> 1. What on the earth is the “alertable state” of thread? Its
characteristics ?
This means that KeWaitForSingleObject can be interrupted by thread
alertion, which is usually the case when an APC is delivered for a
thread.
In this case, KeWaitForSingleObject returns STATUS_ALERTED or
STATUS_USER_APC, and you must be prepared to handle this - usually by
returning from your driver ASAP.
- What is the mechanism of APC in kernel ?
There are 3 kinds of APCs - user APCs queued by QueueUserApc, kernel
APCs, and “special kernel APC” which is IIRC IopCompleteRequest only.
Process and thread termination and suspend are also delivered as
user APCs, though they execute in kernel mode.
User APC is executed on returning from kernel mode to user mode, one
by one. Since the system thread cannot do this, and thread termination
or suspend is a user APC, the system thread cannot be terminated
externally and cannot be suspended.
After the user-mode routine for a user APC is called by
ntdll!KiUserApcDispatcher, KiUserApcDispatcher calls the NtContinue
syscall which continues the user APC queue unwind. After the queue is
done, the usual thread execution is resumed.
Kernel APC is executed at the first moment after it is scheduled,
provided the IRQL is PASSIVE_LEVEL and KeEnterCriticalRegion was not
called.
Special kernel APC - IopCompleteRequest - is executed at the first
moment after it is scheduled, provided the IRQL is PASSIVE_LEVEL.
KeEnterCriticalRegion does not block special kernel APCs, only raising
to APC_LEVEL does.
Fast mutex raises to APC_LEVEL (unless the xxxUnsafe function is
called), thus blocking all APCs.
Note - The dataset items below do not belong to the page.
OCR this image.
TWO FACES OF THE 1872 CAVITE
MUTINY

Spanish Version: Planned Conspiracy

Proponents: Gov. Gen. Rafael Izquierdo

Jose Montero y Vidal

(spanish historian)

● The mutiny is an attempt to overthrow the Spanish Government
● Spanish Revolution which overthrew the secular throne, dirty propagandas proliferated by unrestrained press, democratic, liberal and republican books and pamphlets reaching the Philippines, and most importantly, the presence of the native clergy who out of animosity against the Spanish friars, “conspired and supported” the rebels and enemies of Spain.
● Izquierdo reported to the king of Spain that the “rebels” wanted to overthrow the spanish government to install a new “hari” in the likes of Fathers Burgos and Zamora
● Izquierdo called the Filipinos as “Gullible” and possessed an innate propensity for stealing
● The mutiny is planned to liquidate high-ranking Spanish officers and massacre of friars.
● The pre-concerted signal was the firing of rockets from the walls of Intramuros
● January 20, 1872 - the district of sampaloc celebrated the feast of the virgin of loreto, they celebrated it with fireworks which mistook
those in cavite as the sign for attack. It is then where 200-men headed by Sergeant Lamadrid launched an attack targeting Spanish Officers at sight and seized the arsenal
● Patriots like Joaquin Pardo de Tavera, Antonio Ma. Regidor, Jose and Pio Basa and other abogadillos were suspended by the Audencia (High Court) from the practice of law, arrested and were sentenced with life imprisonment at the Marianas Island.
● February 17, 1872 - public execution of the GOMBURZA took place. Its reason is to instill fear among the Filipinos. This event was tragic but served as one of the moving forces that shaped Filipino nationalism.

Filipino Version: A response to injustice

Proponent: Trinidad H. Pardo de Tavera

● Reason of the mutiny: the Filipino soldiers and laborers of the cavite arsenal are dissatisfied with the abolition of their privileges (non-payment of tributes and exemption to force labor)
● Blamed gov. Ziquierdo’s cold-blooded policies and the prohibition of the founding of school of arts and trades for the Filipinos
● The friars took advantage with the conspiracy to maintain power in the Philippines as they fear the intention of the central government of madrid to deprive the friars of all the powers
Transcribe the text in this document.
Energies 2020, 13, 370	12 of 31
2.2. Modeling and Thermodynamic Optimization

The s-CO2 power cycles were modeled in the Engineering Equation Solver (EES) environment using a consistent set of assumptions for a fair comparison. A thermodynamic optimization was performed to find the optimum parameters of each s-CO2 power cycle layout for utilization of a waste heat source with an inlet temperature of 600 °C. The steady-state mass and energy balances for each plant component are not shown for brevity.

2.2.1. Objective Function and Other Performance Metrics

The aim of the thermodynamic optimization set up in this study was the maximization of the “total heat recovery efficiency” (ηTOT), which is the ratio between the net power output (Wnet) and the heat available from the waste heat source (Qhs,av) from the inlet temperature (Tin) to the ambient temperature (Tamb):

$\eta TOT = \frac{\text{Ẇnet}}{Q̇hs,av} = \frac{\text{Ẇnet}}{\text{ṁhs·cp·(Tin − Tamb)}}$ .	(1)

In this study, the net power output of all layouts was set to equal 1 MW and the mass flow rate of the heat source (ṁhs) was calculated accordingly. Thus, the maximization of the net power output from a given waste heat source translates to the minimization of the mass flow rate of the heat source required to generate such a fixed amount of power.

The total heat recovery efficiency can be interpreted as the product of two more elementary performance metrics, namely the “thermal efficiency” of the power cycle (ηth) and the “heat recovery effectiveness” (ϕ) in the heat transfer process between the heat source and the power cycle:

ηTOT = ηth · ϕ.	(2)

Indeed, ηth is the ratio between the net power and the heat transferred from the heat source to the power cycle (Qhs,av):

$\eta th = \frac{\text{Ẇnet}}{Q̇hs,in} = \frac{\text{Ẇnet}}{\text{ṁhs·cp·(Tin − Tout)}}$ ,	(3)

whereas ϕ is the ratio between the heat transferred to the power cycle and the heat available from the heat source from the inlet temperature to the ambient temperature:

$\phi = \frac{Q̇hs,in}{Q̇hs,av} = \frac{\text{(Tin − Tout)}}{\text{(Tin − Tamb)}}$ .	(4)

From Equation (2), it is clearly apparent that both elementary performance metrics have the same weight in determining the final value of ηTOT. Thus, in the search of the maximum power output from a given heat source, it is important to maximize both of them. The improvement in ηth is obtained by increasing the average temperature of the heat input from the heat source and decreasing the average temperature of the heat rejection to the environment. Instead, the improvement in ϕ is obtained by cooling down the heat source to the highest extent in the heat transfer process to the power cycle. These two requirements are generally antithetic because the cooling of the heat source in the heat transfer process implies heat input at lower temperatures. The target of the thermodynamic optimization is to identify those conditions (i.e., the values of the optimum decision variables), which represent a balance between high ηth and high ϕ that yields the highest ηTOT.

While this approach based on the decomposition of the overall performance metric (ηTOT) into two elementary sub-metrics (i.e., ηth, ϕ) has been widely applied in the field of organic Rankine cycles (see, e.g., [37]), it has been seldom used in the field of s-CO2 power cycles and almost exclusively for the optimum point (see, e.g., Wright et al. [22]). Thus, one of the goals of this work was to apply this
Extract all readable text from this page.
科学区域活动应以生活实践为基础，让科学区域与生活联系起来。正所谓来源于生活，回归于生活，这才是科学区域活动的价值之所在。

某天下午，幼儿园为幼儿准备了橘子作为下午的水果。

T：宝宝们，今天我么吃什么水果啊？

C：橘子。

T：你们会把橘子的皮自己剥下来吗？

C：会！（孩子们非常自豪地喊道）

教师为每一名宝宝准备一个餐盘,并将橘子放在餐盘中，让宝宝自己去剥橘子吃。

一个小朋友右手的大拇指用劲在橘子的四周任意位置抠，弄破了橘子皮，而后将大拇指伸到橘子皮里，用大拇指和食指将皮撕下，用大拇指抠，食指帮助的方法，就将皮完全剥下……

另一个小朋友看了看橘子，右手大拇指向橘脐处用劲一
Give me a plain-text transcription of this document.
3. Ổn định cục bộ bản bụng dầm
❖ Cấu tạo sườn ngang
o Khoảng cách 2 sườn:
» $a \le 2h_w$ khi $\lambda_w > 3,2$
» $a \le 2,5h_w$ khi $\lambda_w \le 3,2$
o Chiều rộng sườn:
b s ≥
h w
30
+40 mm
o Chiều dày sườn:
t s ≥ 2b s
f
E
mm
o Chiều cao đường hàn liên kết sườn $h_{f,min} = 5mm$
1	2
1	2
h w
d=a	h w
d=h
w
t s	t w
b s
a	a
This means that Irp->UserEvent will
not be signaled, since it is signaled by IopCompleteRequest APC. So,
you cannot call ZwxxxFile function and wait on the event specified to
it on APC_LEVEL, which is turn means that you must not call ZwxxxFile
on APC_LEVEL.
As about whether the APC queueing to the thread will interrupt
KeWaitForxxx - it depends on Alertable and ProcessorMode parameters to
KeWaitForxxx. This is documented on MSDN.